Specifically, verification doesn't happen. We get stuck in the "Server Shut Down" loop until we hit max time: http://git.mozilla.org/?p=build/slaveapi.git;a=blob;f=slaveapi/actions/shutdown_buildslave.py;h=772e45d44300635e76d2b38f48d0a62c16c2c737;hb=HEAD#l45
Why do we try to shut it down nicely? If it hasn't taken a job for a while can we just reboot with ssh/ipmi?
(In reply to Armen Zambrano [:armenzg] (Release Engineering) (EDT/UTC-4) from comment #1) > Why do we try to shut it down nicely? > > If it hasn't taken a job for a while can we just reboot with ssh/ipmi? Something may have happened (eg, there's finally enough load for it to take a job) between the time you see that it hasn't taken a job and when you start the reboot. A graceful shutdown protects against that case. Without it, we would burn some (small) amount of jobs. If someone else wants to be on the hook for it, we could try taking out the graceful shutdown and see what happens.
In the t-w732-ix-* class of machines there are several disconnected and which slave rebooted is unable to gracefully shutdown: 2014-02-27 00:43:37,096 - INFO - t-w732-ix-020 - Last job ended at Thursday, February 20, 21:33, rebooting 2014-02-27 00:44:07,363 - INFO - t-w732-ix-020 - Graceful shutdown failed, aborting reboot If you look at the date/time stamp on twistd.log, it is February 20, 2014 (today is February 27). That detail should give slave rebooter confidence that it can reboot the slave even if the graceful shutdown fails (or even take the place of a graceful shutdown attempt).
I support that we should reboot at that point. We used to do that with kittenherder. It's better to burn a job (at worst) as long as the machine comes back into action sooner. It would be nice to catch the root cause but that can take a while. FYI, I added logging to runslave.py to determine why after starting up a Windows machine would not start buildbot.

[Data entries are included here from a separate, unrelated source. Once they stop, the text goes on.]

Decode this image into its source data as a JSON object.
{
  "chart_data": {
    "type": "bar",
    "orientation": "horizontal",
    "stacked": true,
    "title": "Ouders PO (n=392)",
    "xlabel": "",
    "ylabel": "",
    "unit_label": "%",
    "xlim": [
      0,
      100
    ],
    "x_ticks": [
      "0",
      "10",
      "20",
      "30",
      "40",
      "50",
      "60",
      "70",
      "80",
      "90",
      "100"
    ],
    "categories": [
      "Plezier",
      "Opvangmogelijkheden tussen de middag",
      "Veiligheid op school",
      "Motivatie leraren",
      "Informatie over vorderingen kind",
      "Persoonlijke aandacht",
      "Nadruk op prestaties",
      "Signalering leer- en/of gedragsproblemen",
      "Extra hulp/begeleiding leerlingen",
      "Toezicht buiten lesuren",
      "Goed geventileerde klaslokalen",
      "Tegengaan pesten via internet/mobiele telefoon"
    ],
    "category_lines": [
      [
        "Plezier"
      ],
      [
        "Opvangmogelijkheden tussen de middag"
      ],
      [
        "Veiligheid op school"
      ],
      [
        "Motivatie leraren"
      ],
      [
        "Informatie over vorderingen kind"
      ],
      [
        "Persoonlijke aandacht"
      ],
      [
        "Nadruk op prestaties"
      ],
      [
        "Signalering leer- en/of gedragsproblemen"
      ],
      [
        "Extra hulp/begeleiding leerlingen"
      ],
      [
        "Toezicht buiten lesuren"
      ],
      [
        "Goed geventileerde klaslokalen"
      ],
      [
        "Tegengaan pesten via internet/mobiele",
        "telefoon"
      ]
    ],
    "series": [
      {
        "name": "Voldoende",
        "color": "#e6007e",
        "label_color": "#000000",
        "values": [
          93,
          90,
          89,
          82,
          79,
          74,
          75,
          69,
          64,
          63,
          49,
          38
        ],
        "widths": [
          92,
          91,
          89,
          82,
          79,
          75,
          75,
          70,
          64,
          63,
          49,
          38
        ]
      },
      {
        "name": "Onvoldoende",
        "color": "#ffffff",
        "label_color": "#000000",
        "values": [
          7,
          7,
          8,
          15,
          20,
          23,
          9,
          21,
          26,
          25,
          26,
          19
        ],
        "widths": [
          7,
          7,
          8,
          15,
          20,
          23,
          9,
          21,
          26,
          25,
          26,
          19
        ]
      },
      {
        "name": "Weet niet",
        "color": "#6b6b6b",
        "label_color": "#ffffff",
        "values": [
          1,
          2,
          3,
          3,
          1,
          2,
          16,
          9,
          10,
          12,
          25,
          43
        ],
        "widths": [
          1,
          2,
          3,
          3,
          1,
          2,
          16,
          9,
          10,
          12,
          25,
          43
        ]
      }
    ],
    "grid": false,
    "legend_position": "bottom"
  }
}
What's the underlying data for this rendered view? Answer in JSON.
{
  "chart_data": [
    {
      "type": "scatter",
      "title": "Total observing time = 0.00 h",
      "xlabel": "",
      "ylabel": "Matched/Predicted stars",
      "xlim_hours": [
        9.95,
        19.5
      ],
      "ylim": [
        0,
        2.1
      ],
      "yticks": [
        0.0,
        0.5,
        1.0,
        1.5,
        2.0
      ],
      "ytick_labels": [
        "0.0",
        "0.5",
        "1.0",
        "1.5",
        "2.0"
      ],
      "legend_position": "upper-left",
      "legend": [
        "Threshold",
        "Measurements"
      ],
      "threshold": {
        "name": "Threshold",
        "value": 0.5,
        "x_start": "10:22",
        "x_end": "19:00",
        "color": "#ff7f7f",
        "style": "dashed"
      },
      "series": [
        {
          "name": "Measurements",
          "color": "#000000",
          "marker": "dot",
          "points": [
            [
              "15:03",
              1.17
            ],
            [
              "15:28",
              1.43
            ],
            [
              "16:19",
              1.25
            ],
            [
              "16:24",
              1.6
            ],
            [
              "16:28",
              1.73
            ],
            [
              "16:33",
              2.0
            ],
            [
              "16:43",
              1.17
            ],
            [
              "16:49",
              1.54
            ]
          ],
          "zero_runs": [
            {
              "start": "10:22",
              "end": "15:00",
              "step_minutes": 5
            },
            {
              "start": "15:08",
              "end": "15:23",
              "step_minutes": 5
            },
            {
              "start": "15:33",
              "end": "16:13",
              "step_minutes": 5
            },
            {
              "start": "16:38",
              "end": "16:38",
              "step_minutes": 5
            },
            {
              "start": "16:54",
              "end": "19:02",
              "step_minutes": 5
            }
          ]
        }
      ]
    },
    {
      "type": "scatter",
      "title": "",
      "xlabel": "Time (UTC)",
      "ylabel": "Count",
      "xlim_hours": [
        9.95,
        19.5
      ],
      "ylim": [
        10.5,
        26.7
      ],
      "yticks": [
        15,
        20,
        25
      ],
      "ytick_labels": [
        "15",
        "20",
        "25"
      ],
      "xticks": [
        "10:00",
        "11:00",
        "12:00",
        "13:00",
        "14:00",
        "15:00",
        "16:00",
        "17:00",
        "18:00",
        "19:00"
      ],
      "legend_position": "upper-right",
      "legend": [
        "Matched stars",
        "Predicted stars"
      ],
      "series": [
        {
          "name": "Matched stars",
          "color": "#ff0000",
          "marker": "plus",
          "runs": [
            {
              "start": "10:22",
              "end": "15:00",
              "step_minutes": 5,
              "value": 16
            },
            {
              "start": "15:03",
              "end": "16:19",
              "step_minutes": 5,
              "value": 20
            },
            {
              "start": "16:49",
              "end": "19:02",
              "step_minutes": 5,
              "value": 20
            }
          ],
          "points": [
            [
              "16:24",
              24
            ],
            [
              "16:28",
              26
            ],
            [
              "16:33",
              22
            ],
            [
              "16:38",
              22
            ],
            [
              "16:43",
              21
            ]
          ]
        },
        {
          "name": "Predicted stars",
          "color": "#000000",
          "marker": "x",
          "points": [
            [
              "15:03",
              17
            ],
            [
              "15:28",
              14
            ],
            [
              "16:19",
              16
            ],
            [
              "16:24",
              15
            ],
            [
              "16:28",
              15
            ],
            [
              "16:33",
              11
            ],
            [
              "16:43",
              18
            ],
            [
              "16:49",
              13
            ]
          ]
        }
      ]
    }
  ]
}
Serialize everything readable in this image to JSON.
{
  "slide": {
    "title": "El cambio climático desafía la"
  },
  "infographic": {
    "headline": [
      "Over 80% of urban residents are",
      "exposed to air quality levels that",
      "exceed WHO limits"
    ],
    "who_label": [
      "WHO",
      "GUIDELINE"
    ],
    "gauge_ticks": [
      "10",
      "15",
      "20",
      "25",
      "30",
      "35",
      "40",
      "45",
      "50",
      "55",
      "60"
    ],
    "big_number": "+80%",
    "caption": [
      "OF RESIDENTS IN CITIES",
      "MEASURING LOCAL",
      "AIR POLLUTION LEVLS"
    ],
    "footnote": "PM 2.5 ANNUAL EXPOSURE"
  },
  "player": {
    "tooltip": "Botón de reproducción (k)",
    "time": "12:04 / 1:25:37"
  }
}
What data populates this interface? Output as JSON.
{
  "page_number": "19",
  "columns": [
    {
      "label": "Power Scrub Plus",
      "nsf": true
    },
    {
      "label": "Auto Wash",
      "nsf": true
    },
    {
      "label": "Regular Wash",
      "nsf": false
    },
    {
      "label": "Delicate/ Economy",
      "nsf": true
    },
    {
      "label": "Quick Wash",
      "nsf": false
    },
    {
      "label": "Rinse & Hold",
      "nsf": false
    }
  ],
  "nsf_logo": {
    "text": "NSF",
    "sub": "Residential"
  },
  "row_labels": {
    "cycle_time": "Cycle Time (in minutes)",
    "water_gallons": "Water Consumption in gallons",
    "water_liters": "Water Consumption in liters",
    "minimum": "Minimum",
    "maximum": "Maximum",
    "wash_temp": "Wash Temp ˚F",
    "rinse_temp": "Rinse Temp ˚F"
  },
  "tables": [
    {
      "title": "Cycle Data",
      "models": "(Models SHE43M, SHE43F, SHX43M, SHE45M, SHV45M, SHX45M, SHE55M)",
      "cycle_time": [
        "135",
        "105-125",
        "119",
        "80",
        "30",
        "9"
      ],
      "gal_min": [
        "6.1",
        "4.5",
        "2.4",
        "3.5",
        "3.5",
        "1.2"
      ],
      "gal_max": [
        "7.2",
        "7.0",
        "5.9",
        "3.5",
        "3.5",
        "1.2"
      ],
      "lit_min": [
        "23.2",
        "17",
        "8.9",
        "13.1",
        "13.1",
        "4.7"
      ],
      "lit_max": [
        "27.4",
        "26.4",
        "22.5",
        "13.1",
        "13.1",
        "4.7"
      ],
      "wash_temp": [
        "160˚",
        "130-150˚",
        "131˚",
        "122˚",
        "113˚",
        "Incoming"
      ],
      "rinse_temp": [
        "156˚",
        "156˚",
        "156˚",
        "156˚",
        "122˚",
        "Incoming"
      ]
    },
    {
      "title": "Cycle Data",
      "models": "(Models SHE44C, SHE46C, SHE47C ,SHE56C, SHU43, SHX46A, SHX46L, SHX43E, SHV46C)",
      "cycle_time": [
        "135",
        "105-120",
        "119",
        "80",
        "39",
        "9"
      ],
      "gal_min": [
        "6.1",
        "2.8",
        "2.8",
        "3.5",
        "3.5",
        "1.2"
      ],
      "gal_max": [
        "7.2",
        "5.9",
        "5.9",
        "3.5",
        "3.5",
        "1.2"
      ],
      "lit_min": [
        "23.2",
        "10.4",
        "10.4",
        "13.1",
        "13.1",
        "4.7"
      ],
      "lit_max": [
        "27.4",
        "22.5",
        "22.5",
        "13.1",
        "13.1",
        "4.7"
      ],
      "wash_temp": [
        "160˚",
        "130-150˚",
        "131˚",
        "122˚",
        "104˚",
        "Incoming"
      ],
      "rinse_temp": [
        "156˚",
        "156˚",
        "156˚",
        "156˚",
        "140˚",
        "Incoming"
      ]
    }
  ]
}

A tegra (verifying against a foopy with Bug 921067) just hit this as well, due to the twistd.log not being present. I propose we can assume no buildbot at that point.
slaveapi's new get_last_activity API call (being added in bug 987158) should help deal with this situation.
Just about all of the talos-linux32-ix class was out of action, because buildbot stopped but the machine didn't reboot, and slaveapi can't pick it up from there.
I'm not working on this, but offhand I'm not sure how important this is..